Context and Problem
Applications need to ensure that their components are healthy and available, detecting failures proactively.
- Lack of visibility into application health.
- Difficulty detecting partial failures within a distributed system.
- Inability to route traffic away from unhealthy instances.
- Challenges in automating service recovery.
Solution
The Health Endpoint Monitoring pattern provides dedicated health check endpoints that external systems can query to determine application status.
- Implement a `/health` endpoint that reports application status.
- Include checks for database connectivity, external dependencies, and internal processes.
- Integrate health checks with load balancers and orchestrators.
- Log and alert on health check failures.
- Use different levels of health checks (liveness, readiness, and startup probes).
Benefits
- Proactive failure detection
- Identifies service failures before they impact users.
- Automated recovery
- Enables load balancers and orchestrators to handle failures.
- Improved observability
- Provides insight into the health of system components.
- Enhanced resiliency
- Helps ensure high availability of services.
Trade-offs
- Increased overhead
- Frequent health checks consume system resources.

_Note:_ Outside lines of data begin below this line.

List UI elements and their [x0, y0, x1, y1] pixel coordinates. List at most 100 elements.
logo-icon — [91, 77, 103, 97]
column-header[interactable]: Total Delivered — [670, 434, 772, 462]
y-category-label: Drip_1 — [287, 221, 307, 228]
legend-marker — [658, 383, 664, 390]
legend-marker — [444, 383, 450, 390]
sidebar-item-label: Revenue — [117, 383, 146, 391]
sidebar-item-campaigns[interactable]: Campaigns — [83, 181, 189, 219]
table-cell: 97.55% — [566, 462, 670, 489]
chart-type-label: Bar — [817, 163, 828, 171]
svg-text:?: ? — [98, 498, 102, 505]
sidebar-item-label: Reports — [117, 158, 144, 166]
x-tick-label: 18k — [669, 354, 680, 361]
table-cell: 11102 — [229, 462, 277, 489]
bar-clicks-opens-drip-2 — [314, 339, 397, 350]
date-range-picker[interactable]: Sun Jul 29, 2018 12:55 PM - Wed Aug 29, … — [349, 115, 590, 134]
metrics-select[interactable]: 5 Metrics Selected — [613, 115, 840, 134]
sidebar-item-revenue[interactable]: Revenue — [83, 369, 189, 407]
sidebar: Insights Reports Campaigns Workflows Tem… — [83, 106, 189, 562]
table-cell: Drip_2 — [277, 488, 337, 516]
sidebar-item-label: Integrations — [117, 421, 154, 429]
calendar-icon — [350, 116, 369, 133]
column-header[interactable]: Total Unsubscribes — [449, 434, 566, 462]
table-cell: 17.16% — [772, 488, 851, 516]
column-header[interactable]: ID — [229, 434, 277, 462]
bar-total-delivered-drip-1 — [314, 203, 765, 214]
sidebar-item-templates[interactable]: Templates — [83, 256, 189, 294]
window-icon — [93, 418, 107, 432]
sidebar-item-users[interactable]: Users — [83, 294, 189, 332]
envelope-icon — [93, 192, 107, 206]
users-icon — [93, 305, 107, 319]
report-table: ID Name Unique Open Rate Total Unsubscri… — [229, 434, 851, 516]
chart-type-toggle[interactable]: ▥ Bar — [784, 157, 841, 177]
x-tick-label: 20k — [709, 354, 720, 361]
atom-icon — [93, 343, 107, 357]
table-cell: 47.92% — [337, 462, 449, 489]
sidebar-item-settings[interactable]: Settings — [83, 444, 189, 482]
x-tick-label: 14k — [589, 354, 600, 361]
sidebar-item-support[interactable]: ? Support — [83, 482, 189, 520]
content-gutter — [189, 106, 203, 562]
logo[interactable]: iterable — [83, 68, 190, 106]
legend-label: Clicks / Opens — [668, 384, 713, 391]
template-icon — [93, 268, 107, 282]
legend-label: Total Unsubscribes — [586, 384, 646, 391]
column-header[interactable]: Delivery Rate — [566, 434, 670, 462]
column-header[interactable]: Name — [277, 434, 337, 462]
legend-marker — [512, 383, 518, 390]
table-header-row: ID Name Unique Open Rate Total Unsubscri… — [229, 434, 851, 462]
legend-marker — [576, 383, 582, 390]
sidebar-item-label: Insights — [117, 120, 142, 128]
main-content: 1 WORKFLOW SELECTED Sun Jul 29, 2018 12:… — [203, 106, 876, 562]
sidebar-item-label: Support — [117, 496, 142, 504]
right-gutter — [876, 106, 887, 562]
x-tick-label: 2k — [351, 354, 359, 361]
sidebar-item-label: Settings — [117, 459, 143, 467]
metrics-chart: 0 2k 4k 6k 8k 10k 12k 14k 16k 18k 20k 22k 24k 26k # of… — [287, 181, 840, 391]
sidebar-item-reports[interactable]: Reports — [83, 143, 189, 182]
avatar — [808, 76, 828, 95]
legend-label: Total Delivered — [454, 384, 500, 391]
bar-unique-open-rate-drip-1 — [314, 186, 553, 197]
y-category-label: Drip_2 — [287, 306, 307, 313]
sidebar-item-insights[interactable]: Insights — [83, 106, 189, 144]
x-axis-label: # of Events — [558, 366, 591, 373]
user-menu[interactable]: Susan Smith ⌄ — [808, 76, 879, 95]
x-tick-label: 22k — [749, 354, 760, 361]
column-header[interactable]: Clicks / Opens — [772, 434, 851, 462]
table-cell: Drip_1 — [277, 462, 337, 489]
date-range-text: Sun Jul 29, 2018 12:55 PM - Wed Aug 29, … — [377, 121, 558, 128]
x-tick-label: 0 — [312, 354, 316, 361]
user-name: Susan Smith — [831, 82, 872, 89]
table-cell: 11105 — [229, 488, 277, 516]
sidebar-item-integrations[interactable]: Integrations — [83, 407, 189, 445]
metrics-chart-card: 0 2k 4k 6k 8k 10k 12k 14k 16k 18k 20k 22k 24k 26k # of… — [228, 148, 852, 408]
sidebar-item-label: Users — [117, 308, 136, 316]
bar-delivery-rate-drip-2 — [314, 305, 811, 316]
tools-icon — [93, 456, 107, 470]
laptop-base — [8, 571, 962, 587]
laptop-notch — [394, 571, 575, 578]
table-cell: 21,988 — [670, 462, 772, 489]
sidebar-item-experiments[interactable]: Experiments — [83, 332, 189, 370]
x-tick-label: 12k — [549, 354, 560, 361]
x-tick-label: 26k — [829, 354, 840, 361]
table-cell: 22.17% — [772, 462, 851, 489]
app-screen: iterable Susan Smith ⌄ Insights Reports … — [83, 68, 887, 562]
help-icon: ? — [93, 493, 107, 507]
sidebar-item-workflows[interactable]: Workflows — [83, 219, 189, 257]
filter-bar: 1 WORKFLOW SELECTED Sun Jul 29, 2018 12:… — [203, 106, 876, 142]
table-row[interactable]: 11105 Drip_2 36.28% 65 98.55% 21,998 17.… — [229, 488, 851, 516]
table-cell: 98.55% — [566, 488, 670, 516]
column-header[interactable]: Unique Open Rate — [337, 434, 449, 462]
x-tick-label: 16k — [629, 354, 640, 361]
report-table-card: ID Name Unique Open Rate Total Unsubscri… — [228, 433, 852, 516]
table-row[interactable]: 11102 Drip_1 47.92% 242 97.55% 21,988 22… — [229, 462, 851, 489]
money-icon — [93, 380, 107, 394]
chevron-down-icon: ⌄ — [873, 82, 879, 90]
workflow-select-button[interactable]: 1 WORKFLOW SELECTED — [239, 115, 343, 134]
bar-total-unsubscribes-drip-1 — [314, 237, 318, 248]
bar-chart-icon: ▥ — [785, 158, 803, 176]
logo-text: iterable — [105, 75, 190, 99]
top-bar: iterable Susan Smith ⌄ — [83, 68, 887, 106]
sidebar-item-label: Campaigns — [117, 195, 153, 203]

- False positives/negatives
- Improperly configured checks may misreport status.
- Security risks
- Exposing health endpoints publicly can provide attackers with system insights.
Issues and Considerations
- Dependency failures
- A failing dependency may not always indicate an application failure.
- Monitoring granularity
- Defining the right level of checks for different scenarios.
- Scalability
- Managing health checks in large-scale distributed systems.
When to Use This Pattern
- When monitoring application health for automated recovery.
- When integrating with load balancers to avoid routing traffic to unhealthy instances.
- When improving visibility into service dependencies.